In a market still finding its footing under a new regulatory framework, operators already face substantial costs. Currently, companies are required to pay a hefty BR30 million to secure authorization to operate. Beyond this initial cost, they are subjected to a 12% Gross Gaming Revenue (GGR) tax, compounded by other national taxes and social security contributions, bringing the effective tax load to nearly 25%. The proposed legislative change, encapsulated in PL 5.473/2025, seeks to elevate the main tax rate to 24%, which would, according to the IBJR, increase the total tax burden by an alarming 45.4%.

Such an increase could compel operators to reassess their strategies in Brazil. The timing of this proposed tax hike is also troubling, given that the market is still in its nascent stages of regulation. The IBJR cautions that these conditions might deter long-term investments and could destabilize the growth trajectory that the regulated market has been following.

The illegal betting market in Brazil, which remains robust, complicates matters further. Despite regulatory efforts, over 51% of online betting activities are still conducted through unlicensed operators who evade taxes and compliance requirements, operating with little to no oversight. The IBJR estimates that this illicit sector processes around BR38 billion annually, a figure that underscores the competitive disadvantage faced by legitimate operators. The institute warns that higher taxes on the regulated market could inadvertently drive more business to these unlicensed platforms, exacerbating the issue and potentially leading to greater revenue losses for the public.

Public coffers are already seeing a deficit of BR10.8 billion due to unlicensed activities, reinforcing the argument that the regulated market cannot compete on even footing if the cost gap continues to widen. The IBJR presents a scenario where reducing the illegal market’s share by a mere five percentage points could generate an extra BR1.1 billion annually, a sum that surpasses the anticipated gains from doubling the GGR tax rate.

Beyond the immediate financial implications, there are broader policy challenges at play. The future of Brazil’s public funding and consumer protection initiatives hinges on keeping operators within the regulated framework. The contributions of the betting market are vital for various sectors, including sports, tourism, education, security, and social programs. The IBJR warns that increased costs might lead operators to cut back on investments or even withdraw from the formal market altogether, a shift that would weaken oversight and heighten risks for consumers, who could be exposed to fraud, unsafe platforms, and inadequate support.

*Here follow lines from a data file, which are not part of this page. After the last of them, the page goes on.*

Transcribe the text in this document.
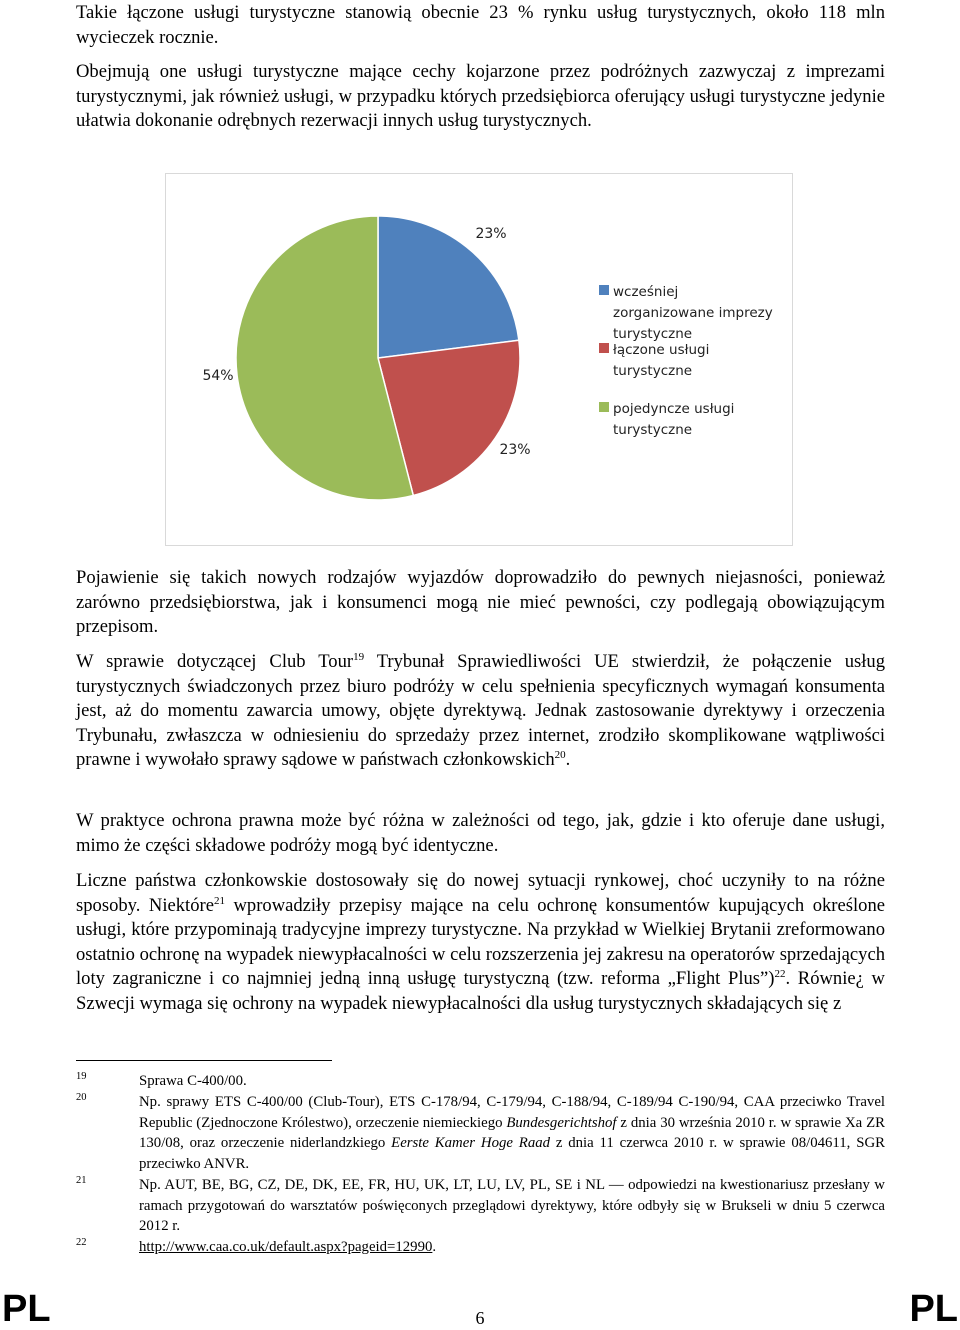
Takie łączone usługi turystyczne stanowią obecnie 23 % rynku usług turystycznych, około 118 mln wycieczek rocznie.

Obejmują one usługi turystyczne mające cechy kojarzone przez podróżnych zazwyczaj z imprezami turystycznymi, jak również usługi, w przypadku których przedsiębiorca oferujący usługi turystyczne jedynie ułatwia dokonanie odrębnych rezerwacji innych usług turystycznych.

23%
23%
54%
wcześniej zorganizowane imprezy turystyczne
łączone usługi turystyczne
pojedyncze usługi turystyczne

Pojawienie się takich nowych rodzajów wyjazdów doprowadziło do pewnych niejasności, ponieważ zarówno przedsiębiorstwa, jak i konsumenci mogą nie mieć pewności, czy podlegają obowiązującym przepisom.

W sprawie dotyczącej Club Tour$^{19}$ Trybunał Sprawiedliwości UE stwierdził, że połączenie usług turystycznych świadczonych przez biuro podróży w celu spełnienia specyficznych wymagań konsumenta jest, aż do momentu zawarcia umowy, objęte dyrektywą. Jednak zastosowanie dyrektywy i orzeczenia Trybunału, zwłaszcza w odniesieniu do sprzedaży przez internet, zrodziło skomplikowane wątpliwości prawne i wywołało sprawy sądowe w państwach członkowskich$^{20}$.

W praktyce ochrona prawna może być różna w zależności od tego, jak, gdzie i kto oferuje dane usługi, mimo że części składowe podróży mogą być identyczne.

Liczne państwa członkowskie dostosowały się do nowej sytuacji rynkowej, choć uczyniły to na różne sposoby. Niektóre$^{21}$ wprowadziły przepisy mające na celu ochronę konsumentów kupujących określone usługi, które przypominają tradycyjne imprezy turystyczne. Na przykład w Wielkiej Brytanii zreformowano ostatnio ochronę na wypadek niewypłacalności w celu rozszerzenia jej zakresu na operatorów sprzedających loty zagraniczne i co najmniej jedną inną usługę turystyczną (tzw. reforma „Flight Plus”)$^{22}$. Równie¿ w Szwecji wymaga się ochrony na wypadek niewypłacalności dla usług turystycznych składających się z

19	Sprawa C-400/00.
20	Np. sprawy ETS C-400/00 (Club-Tour), ETS C-178/94, C-179/94, C-188/94, C-189/94 C-190/94, CAA przeciwko Travel Republic (Zjednoczone Królestwo), orzeczenie niemieckiego Bundesgerichtshof z dnia 30 września 2010 r. w sprawie Xa ZR 130/08, oraz orzeczenie niderlandzkiego Eerste Kamer Hoge Raad z dnia 11 czerwca 2010 r. w sprawie 08/04611, SGR przeciwko ANVR.
21	Np. AUT, BE, BG, CZ, DE, DK, EE, FR, HU, UK, LT, LU, LV, PL, SE i NL — odpowiedzi na kwestionariusz przesłany w ramach przygotowań do warsztatów poświęconych przeglądowi dyrektywy, które odbyły się w Brukseli w dniu 5 czerwca 2012 r.
22	http://www.caa.co.uk/default.aspx?pageid=12990.
PL	6	PL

As the debate over the proposed tax increase unfolds, the IBJR advocates for a tax system that promotes channelization rather than hinders it. This tension between fiscal objectives, political pressures, and market realities remains a core issue in Brazil’s regulatory discourse. As Congress prepares to deliberate on the new tax rate, the industry is bracing itself, understanding that the decisions made now could define the landscape of both regulated and illegal betting in Brazil for years to come.

On the other side of the debate, some lawmakers argue that the increased tax revenue is necessary to fund essential public services. They contend that the current tax rates do not adequately reflect the profitability of the betting industry. Proponents of the tax hike believe that with proper enforcement, the shift to unlicensed operators can be minimized while still achieving the financial goals necessary for public investments.

As the regulatory environment evolves, stakeholders must navigate these complex challenges to ensure the sustainability and integrity of Brazil’s betting market. The coming months will be pivotal, with the potential to set a precedent for how Brazil balances its economic ambitions with the realities of market competition and consumer protection.